Balakurubaran told the BBC’s Tamil service that Gopi’s body had gunshot wounds under the chest and lower stomach. Gopi worked in Saudi Arabia for three years following his marriage. “Since January there have been no communications with him. Now I’ve seen him as a dead body,” he said.

Brigadier Wanigasooriya claimed that an “attempted resurgence of terrorism” had emerged “in the general area of Pallai in the Jaffna Peninsula,” with information “surfacing” about “several key suspects leading the campaign.”

According to him, a local group was “functioning under the instructions of LTTE leaders Nediyawan and Vinayagam, based in Europe and preparing the ground for another armed campaign.” He alleged that those killed had participated in LTTE activities before the separatist organisation was militarily liquidated in 2009.

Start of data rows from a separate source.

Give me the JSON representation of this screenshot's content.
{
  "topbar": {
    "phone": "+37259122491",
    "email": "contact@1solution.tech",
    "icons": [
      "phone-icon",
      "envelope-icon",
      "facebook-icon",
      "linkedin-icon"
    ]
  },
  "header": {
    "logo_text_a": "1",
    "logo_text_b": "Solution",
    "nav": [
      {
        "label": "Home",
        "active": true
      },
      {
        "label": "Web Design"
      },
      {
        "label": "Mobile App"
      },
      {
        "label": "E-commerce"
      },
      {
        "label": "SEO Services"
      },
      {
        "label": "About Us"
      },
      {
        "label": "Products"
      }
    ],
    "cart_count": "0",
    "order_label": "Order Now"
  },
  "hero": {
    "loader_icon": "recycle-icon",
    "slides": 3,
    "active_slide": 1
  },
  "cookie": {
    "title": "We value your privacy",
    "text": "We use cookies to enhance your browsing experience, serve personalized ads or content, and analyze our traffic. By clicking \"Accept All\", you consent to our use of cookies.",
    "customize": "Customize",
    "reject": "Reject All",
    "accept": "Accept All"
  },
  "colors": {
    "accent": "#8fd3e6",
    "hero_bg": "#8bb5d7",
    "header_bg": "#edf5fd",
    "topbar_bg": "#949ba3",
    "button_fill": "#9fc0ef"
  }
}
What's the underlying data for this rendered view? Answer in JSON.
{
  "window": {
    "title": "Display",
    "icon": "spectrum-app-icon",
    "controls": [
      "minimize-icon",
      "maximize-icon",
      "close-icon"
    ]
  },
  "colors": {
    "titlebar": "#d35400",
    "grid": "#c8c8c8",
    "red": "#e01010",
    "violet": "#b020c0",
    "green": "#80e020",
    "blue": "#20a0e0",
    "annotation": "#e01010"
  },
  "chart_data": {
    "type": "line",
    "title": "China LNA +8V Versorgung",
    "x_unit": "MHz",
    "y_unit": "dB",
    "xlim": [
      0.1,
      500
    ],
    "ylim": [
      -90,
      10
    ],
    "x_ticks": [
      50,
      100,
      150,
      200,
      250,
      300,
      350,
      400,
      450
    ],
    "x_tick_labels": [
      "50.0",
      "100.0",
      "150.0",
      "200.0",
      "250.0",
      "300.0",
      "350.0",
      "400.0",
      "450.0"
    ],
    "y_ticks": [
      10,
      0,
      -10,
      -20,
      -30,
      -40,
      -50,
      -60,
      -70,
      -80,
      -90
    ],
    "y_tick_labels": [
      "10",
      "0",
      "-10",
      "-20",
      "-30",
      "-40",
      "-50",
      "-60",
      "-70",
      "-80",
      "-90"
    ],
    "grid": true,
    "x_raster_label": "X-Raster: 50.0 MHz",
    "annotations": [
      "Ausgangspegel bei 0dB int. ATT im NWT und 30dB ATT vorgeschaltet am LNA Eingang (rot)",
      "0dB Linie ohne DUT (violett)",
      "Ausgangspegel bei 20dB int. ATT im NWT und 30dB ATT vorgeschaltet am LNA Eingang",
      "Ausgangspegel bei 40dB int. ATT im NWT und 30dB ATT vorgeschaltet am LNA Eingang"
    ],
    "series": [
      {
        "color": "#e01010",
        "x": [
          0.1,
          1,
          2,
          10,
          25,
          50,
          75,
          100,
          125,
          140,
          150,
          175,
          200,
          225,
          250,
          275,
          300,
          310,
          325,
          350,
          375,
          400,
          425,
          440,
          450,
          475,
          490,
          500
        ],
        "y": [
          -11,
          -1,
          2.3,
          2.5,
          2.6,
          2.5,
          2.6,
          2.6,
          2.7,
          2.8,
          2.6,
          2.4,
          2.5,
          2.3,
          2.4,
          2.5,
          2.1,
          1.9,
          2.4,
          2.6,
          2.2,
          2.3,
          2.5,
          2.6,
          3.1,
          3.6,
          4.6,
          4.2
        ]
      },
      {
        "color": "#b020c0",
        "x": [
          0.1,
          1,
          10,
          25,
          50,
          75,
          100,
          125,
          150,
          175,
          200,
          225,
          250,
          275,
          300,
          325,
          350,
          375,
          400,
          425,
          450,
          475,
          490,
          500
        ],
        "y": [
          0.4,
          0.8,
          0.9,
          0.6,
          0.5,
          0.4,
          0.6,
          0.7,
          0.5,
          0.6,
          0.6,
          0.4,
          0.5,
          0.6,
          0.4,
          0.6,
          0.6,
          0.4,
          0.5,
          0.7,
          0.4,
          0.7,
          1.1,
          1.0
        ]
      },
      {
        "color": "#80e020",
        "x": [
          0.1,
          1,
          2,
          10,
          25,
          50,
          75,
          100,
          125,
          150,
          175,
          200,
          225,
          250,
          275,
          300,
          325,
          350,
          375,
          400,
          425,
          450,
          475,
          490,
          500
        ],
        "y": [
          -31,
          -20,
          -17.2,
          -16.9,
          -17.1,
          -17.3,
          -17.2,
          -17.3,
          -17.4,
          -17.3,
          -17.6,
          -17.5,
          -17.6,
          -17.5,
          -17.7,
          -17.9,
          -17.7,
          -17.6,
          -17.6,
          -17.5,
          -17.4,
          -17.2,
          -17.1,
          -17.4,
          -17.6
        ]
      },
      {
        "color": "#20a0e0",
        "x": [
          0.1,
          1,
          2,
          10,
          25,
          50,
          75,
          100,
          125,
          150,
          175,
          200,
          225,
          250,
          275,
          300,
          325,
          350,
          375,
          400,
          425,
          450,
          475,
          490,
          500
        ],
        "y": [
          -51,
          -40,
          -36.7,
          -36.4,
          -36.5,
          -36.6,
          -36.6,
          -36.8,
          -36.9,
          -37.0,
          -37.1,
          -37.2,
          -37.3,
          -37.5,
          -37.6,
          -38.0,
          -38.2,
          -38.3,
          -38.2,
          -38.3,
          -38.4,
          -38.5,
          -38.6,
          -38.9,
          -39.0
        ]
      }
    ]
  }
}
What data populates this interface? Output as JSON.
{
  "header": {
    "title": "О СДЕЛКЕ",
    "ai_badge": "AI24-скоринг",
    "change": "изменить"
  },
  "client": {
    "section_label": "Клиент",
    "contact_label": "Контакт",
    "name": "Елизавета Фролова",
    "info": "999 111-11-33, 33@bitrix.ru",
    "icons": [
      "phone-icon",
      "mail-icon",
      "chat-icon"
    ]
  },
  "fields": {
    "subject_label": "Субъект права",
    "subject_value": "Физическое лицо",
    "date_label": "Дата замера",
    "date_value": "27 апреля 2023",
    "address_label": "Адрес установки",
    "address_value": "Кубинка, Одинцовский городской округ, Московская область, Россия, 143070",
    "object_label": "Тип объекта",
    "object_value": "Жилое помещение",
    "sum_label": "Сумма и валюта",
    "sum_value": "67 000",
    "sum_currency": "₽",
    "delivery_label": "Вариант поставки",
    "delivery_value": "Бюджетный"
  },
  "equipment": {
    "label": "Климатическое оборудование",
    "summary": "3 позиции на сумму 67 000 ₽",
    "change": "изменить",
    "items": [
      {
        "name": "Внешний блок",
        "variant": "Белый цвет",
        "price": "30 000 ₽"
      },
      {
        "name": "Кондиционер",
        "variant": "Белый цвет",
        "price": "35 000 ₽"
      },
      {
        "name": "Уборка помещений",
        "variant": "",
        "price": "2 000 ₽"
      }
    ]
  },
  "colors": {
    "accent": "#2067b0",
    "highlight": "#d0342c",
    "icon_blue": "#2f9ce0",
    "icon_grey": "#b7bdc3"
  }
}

Citing this “evidence”, Mahinda Samarasinghe, Sri Lanka’s Minister for Plantations and Special Envoy on human rights, justified presence of the military in the north. Colombo had been criticised for the presence of the military in the north and has been asked  to “scale down” its operations by US and its allies at the the UN Human Rights Council (UNHRC) in Geneva. But the increasing military presence is based on our assessment of national security needs, the minister insisted, and the latest incident provided “clear evidence of that.”

Samarasinghe was referring to the US-sponsored resolution passed last month by the UNHRC. It asked the Office of Human Rights Commissioner to investigate human rights violations, including war crimes, committed during the military offensive against the LTTE.

On Monday, a group, suspected to be from military intelligence, assaulted Sivagnanam Selvatheepan, a journalist for the Jaffna-based Yarl Thinakk Ural, Valampuri and the Colombo-based Tamil daily Veerakesari. Selvatheepan was viciously attacked after being followed by four masked men on motorbikes on Jaffna’s Point Pedro road. The journalist is in hospital with head injuries and a broken leg.

Thousands of youth detained as LTTE suspects and released  after “rehabilitation” are said to be targetted n particular. No surprise therefore in the war devastated Vanni area in particular people have come to think that they are backto the wartime again.